After three Cameo orchestral volumes (2015, 2035, 2055 (not reviewed as yet)) Matthew Curtis's music needs little introduction. He is a magician of light exuberant music in the grand British tradition. A Festival Overture frills and thrills, a touch of Walton and a dash of rumba confidently whizzed with silvery yearning romance. The three movement Short and Suite is high, wide and handsome with tinkling percussion and that sense of the chandeliered ballroom typified by Barber's Souvenirs. After the tender Intermezzo we get a finale Fancy Free which steers a bit too close to queasy Coates but it’s done with unblinking aplomb. On The River is a miracle of lissom romance and cool evening zephyrs. Contrast this with Striding Edge which has the petticoat circus bustle of Khachaturian's Masquerade: the antithesis of On the river.

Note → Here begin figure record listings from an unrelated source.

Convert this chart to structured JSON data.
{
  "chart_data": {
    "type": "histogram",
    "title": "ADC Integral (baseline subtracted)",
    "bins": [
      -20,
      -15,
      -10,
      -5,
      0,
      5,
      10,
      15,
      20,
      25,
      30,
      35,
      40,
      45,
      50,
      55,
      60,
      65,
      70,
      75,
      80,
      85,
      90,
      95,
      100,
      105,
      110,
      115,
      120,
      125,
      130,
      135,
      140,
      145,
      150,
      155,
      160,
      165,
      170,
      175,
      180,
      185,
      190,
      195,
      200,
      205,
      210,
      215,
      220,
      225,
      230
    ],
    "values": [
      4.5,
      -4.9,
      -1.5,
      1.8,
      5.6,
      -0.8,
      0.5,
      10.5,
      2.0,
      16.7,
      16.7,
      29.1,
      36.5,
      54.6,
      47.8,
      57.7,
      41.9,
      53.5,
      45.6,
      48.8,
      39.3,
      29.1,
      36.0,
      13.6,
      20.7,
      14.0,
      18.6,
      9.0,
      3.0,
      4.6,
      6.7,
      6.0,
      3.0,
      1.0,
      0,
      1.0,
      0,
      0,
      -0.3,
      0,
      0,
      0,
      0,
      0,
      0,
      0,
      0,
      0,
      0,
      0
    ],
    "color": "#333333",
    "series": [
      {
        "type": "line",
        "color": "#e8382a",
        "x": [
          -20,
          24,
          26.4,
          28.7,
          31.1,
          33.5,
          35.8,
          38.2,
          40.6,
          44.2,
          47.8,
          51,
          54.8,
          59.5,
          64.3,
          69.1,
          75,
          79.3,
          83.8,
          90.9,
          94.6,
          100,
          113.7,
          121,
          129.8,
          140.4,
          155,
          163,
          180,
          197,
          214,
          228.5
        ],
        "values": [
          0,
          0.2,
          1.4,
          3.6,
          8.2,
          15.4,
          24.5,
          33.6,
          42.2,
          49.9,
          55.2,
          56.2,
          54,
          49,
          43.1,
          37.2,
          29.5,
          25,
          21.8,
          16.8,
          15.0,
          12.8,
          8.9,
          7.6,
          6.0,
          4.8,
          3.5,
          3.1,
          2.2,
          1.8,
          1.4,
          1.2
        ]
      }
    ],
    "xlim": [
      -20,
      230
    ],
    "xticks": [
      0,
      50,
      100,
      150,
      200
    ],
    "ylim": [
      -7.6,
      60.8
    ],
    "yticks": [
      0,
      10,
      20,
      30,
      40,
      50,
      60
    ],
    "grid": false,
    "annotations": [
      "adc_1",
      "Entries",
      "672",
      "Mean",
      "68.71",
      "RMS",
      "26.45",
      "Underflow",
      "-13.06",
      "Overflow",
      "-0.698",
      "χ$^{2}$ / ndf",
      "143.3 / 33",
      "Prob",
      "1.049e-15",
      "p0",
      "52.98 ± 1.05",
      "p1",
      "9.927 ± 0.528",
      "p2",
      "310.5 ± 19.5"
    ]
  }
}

Variations on a Theme of Verdi is a theme and six variations with a coda. The Tarantella Variation is very balletic and is followed by III and IV which are tender explorations. It follows a grand tradition and at the end is rather Brahmsian but with cross-currents from Wood's Sea Song Variations. The Four Winds Suite is in four substantial movements. South-Easterlies is bubbly and bustly. On the Hills - Northerlies is more measured and reflective; broad but not unsunny. Italian Serenade is full of pent-up energy brightly released with an oompah underpinning. There’s a fast carefree pulse and a sense of raputre. Can’t be bad. By the Sea (Easterlies) has a jaunty touch of Coates about it as it rushes onwards; brilliantly done. Autumn Leaves is another peaceable kingdom of a piece with an amber-hued clarinet catching the falling low sunlight. It inhabits the same glossary as On the River. Sterling Silver has that Waltonian celebratory upbeat we last heard in A Festival Overture. It's magnificently snapped out by the RBS and Gavin Sutherland. The little Summer Serenade is warm, witty and touching with a corker of a long-lined melody. Christmas Rush roars upwards and bustles among the best. It evokes smiling crowds with none of the contemporary heartless commercialism. At just short of 80 minutes of music you cannot claim that the composer or Cameo have been abstemious. What price a volume 5?
 
Rob Barnett
 
A magician of light exuberant music in the grand British tradition.